Tuesday, March 3 / SIKH AND PUNJABI STUDIES / Johanna Ogden / “Mutiny in Oregon: Early Twentieth Century East Indian Radicals and the Birth of the Ghadar Party” / 4:00-5:30pm / Humanities 1, Room 210

Wednesday, March 4 / FILM + DIGITAL MEDIA WEDNESDAY NIGHT CINEMA / “The Creators of Shopping Worlds” / 7:00pm / Studio C (Communications 150)

Wednesday, March 4 / DIRECTIONS IN DIGITAL HUMANITIES / Antonella Guidazzoli / “Open Virtual Heritage Applications: From Research Tools to Emotional and Participatory Virtual Spaces” / 5:00-7:00pm / Humanities 1, Room 210

Thursday, March 5 / PHILOSOPHY IN A MULTICULTURAL CONTEXT / Fabrizzio McManus Guerrero/ “From Queer Theory to Teoría Cuir: Latin American appropriations of Gay Identities” / 12:00-1:45pm / Humanities Lecture Hall, Room 206

Thursday, March 5 / LIVING WRITERS SERIES / Maceo Montoya / 6:00-7:45pm / Humanities Lecture Hall, Room 206

Friday, March 6 / FRIDAY FORUM FOR GRADUATE RESEARCH / Michael Wilson / “Violent Constructions: Classifying, Explaining, and Misrepresenting Contentious Politics” / 12:00-1:30pm / Humanities 1, Room 202

Friday and Saturday, March 6-7 / CRITICAL RACE AND ETHNIC STUDIES / “From Ferguson to Salinas: Intersections Against State-Sanctioned Violence”

 

* To advertise your unit or department’s event in the “Of Interest” section of this weekly bulletin, please e-mail complete event information in text format (no PDFs) to cult@ucsc.edu no later than noon on Friday of the prior week.

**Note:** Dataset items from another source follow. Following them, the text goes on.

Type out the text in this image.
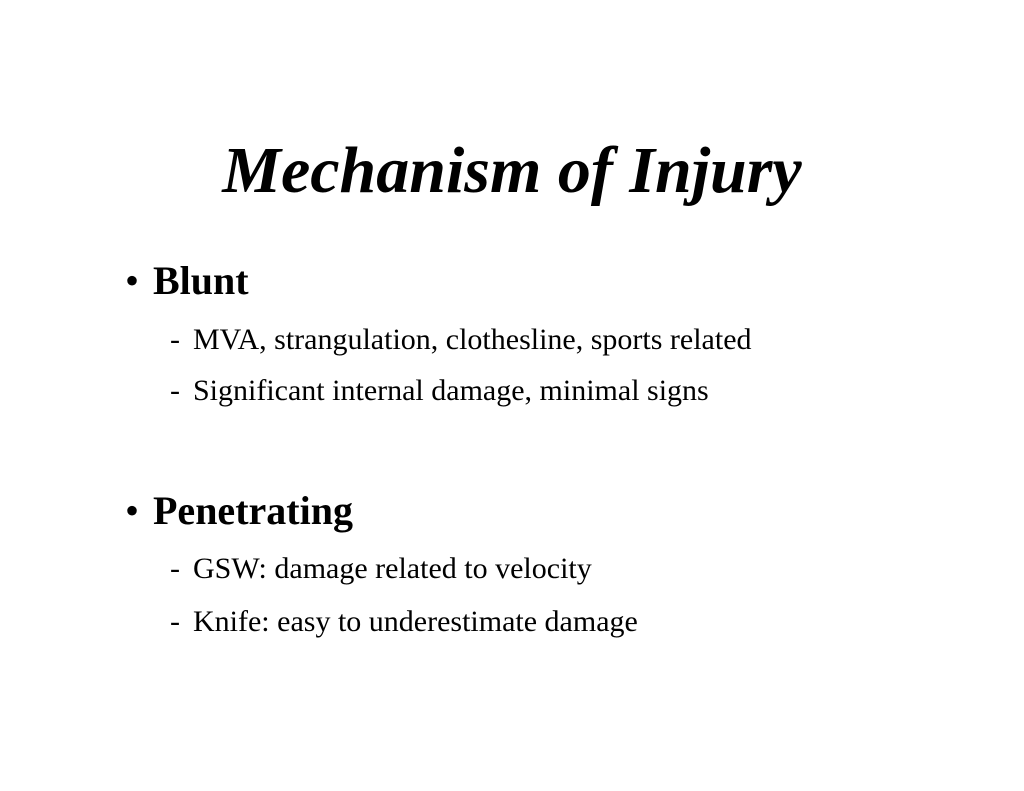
Mechanism of Injury
• Blunt
- MVA, strangulation, clothesline, sports related
- Significant internal damage, minimal signs
• Penetrating
- GSW: damage related to velocity
- Knife: easy to underestimate damage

* Additional information and regular updates on many “Of Interest” events can be found on the IHR website.
 


 

OF-INTEREST EVENT DESCRIPTIONS:

Tuesday, March 3 / SIKH AND PUNJABI STUDIES / Johanna Ogden / “Mutiny in Oregon: Early Twentieth Century East Indian Radicals and the Birth of the Ghadar Party” / 4:00-5:30pm / Humanities 1, Room 210

The Hindustani Association of the Pacific Coast, better known as the Ghadar Party, was a game-changing development in Indian history. Ghadarites called for and attempted the overthrow of British colonial rule in India during WWI, seeking a caste-free, secular and independent Indian nation. Ghadar was overwhelmingly initiated by and composed of Sikh laborers from the North American West and became a worldwide movement drawn from people of all castes and religions. San Francisco was home to the movement’s public office and its weekly newspaper, Ghadar, and has often been logged as the movement’s birthplace, especially by historians of the North American West. But remote Astoria, Oregon holds this distinction. Drawing on Indian historical accounts, oral histories and Oregon archival materials, Ms. Ogden both repopulates the East Indian community in Oregon and traces reasons for and key moments in Ghadar’s seemingly unlikely genesis there. Her larger interest, however, is exploring the dis-remembering of East Indians in Oregon and the window it provides into the targeting of Arabs, Muslims and South Asians in post-9/11 America.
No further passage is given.